Wat te doen als een kind wegloopt? 'Zijn besluit staat vast, hij gaat naar huis'
6 januari 2016
‘Juf, juf, juf, kom snel. Ze hebben enorme ruzie!’ Als kinderen ruzie hebben, kan de situatie ineens ondraaglijk worden, en lijkt weglopen uit de situatie de enige optie. Maar wat doe je als leraar als een kind wegloopt? Hoe haal je een leerling er weer bij? Miranda Loonstra vertelt hoe zij het aanpakte.De techniekdag is bijna aan het einde en voor het experiment met de eieren hadden we er toch voor gekozen om het op het grasveld te doen. Er was niets aan de hand, het was droog, de sfeer was goed... Het is een groep die je best even los kunt laten.
Maar dan slaat de vlam in de pan. Er gebeurt iets waardoor twee kinderen boos worden. Ik probeer de twee ruziënde mannen te kalmeren. Dat is nog best lastig. Emoties en verwijten vliegen over en weer en de ruis om mij heen zwelt aan. ‘Juf, ik heb het gezien hoor!’ ‘Nee, zo ging het helemaal niet, hij begon!’ ‘Hoe weet jij dat nou, ik stond er bij!’

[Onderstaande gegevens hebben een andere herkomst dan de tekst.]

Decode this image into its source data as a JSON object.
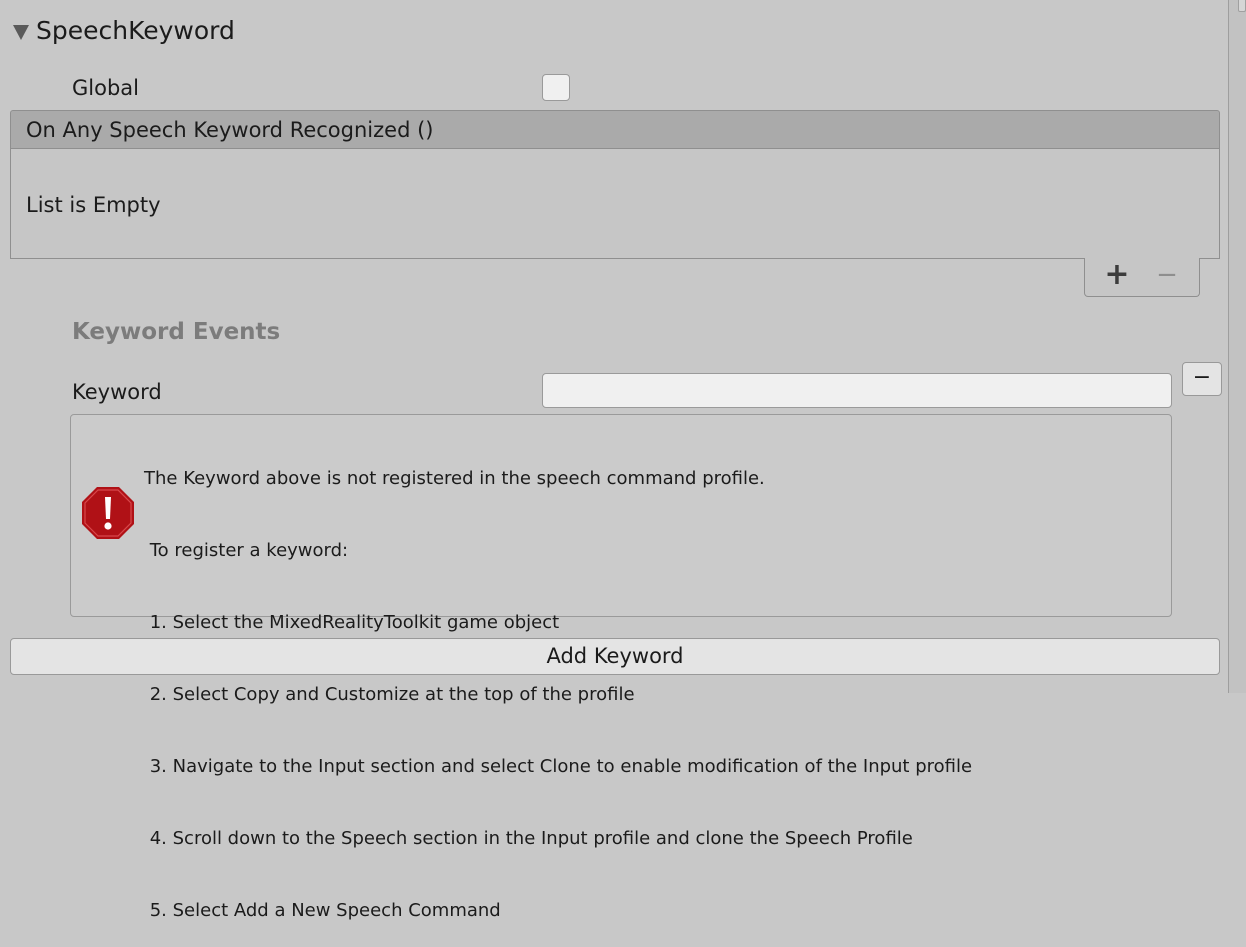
{
  "component": {
    "title": "SpeechKeyword",
    "expanded": true
  },
  "global": {
    "label": "Global",
    "checked": false
  },
  "event": {
    "header": "On Any Speech Keyword Recognized ()",
    "empty_text": "List is Empty",
    "add_label": "+",
    "remove_label": "−"
  },
  "keyword_events": {
    "heading": "Keyword Events",
    "keyword_label": "Keyword",
    "keyword_value": "",
    "remove_label": "−"
  },
  "help_box": {
    "icon": "error-icon",
    "lines": [
      "The Keyword above is not registered in the speech command profile.",
      " To register a keyword:",
      " 1. Select the MixedRealityToolkit game object",
      " 2. Select Copy and Customize at the top of the profile",
      " 3. Navigate to the Input section and select Clone to enable modification of the Input profile",
      " 4. Scroll down to the Speech section in the Input profile and clone the Speech Profile",
      " 5. Select Add a New Speech Command"
    ]
  },
  "add_keyword": {
    "label": "Add Keyword"
  },
  "colors": {
    "background": "#c8c8c8",
    "event_header": "#aaaaaa",
    "error_red": "#b01116",
    "heading_gray": "#7c7c7c"
  }
}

Mijn groep, een stel schatten met zorg en aandacht voor elkaar, staat als een stel kemphanen tegen elkaar te schreeuwen. Op een gegeven moment vind ik het genoeg en roep dan ook: 'Klaar!’ Het geluid verstomt en ik leg kort uit waarom dit de situatie en de twee jongens niet helpt.
De twee jongens leggen hun verhaal uit. De kinderen om hen heen, soms bemoedigend, soms verbeterend en wanneer iemand iets probeert te roepen; ook vermanend. Het begin van bijleggen is er - heel broos - maar het is er. Ik kan er bijna uitstappen en van een afstandje naar kijken.

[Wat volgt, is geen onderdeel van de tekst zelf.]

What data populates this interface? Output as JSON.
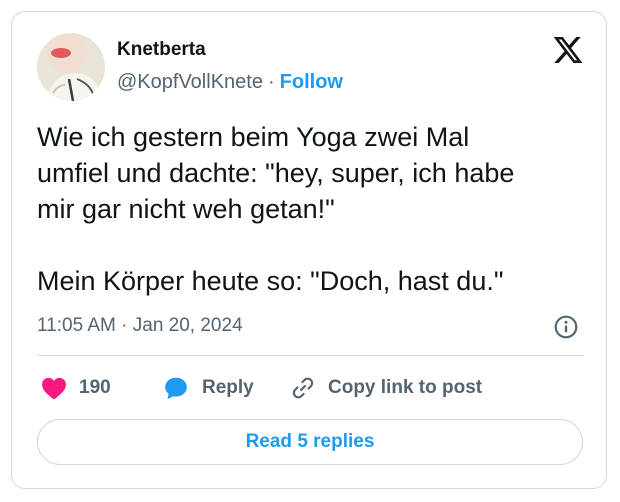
{
  "author": {
    "name": "Knetberta",
    "handle": "@KopfVollKnete",
    "separator": "·",
    "follow_label": "Follow"
  },
  "tweet": {
    "text": "Wie ich gestern beim Yoga zwei Mal\numfiel und dachte: \"hey, super, ich habe\nmir gar nicht weh getan!\"\n\nMein Körper heute so: \"Doch, hast du.\"",
    "time": "11:05 AM",
    "date_separator": "·",
    "date": "Jan 20, 2024"
  },
  "actions": {
    "like_count": "190",
    "reply_label": "Reply",
    "copy_label": "Copy link to post"
  },
  "read_replies_label": "Read 5 replies",
  "colors": {
    "accent": "#1d9bf0",
    "like": "#f91880",
    "text": "#0f1419",
    "muted": "#536471",
    "border": "#cfd9de"
  },
  "icons": {
    "brand": "x-logo-icon",
    "info": "info-icon",
    "like": "heart-icon",
    "reply": "speech-bubble-icon",
    "copy": "link-icon"
  }
}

‘Jij moet gewoon met je poten van mij afblijven!’ De woorden, snoeihard, breken elk herstel in één klap af.
De jongen van de harde woorden blijft staan, de ander loopt weg. Er lopen een paar kinderen om hem heen, proberen hem om te praten. Zijn besluit staat vast, hij gaat naar huis.
Ik zie ze gaan en roep hem, hij reageert niet. Ik roep nog een keer zijn naam en vertel hem dat ik wil dat hij blijft, omdat hij bij de groep hoort. Ik zeg dat hij boos mag zijn en er ook ruimte voor is, dat hij welkom is met alle emoties die er bij horen, maar dat we niet compleet zijn zonder hem.

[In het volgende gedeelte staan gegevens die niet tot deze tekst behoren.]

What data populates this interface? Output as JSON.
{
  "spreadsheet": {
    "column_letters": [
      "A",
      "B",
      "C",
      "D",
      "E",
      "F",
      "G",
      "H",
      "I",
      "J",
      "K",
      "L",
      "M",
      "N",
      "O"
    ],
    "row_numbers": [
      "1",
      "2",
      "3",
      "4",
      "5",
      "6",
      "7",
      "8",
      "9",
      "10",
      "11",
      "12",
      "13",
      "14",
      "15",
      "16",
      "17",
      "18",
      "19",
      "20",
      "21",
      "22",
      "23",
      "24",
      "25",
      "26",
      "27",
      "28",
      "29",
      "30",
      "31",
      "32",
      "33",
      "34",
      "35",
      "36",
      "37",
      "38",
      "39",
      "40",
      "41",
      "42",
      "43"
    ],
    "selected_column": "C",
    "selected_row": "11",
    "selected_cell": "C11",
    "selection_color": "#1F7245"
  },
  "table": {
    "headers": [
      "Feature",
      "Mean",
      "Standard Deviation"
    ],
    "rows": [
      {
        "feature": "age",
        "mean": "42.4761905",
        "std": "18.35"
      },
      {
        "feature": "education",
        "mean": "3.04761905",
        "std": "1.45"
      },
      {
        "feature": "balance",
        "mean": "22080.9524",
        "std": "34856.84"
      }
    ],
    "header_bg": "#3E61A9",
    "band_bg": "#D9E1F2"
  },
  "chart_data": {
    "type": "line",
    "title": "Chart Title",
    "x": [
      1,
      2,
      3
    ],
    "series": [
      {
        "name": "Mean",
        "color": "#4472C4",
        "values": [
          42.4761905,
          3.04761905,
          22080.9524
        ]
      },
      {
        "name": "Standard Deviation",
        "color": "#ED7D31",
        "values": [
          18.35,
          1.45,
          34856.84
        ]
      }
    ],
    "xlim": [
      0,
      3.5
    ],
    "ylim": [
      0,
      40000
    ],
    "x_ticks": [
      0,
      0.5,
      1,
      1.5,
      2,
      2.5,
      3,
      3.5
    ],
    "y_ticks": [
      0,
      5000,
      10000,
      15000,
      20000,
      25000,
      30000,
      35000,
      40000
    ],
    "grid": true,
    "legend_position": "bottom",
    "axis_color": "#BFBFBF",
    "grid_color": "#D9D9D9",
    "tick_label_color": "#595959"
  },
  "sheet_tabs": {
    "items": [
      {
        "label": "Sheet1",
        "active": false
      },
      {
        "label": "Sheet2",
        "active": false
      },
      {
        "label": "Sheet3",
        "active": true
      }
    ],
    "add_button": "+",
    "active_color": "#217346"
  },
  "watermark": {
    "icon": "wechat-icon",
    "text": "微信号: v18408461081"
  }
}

Het blijft stil en hij is uit mijn gezichtsveld verdwenen, de hoek om. Het lijkt even alsof de wereld stil is. Hij die vertrok en ik met mijn monoloog.
Langzaam dringt het geluid van de kinderen weer door. Ik hoor ze, maar luister niet echt als we richting school lopen. Dan verscholen achter een grote boom, zie ik hem staan. De kinderen lopen naar binnen, ik blijf even bij hem staan.
‘Ik ben blij dat je er bent, zullen we naar binnen gaan?’ Hij knikt en loopt met mij mee.
Miranda Loonstra is moeder en werkt haar hele leven al in het onderwijs, als leerkracht en directeur.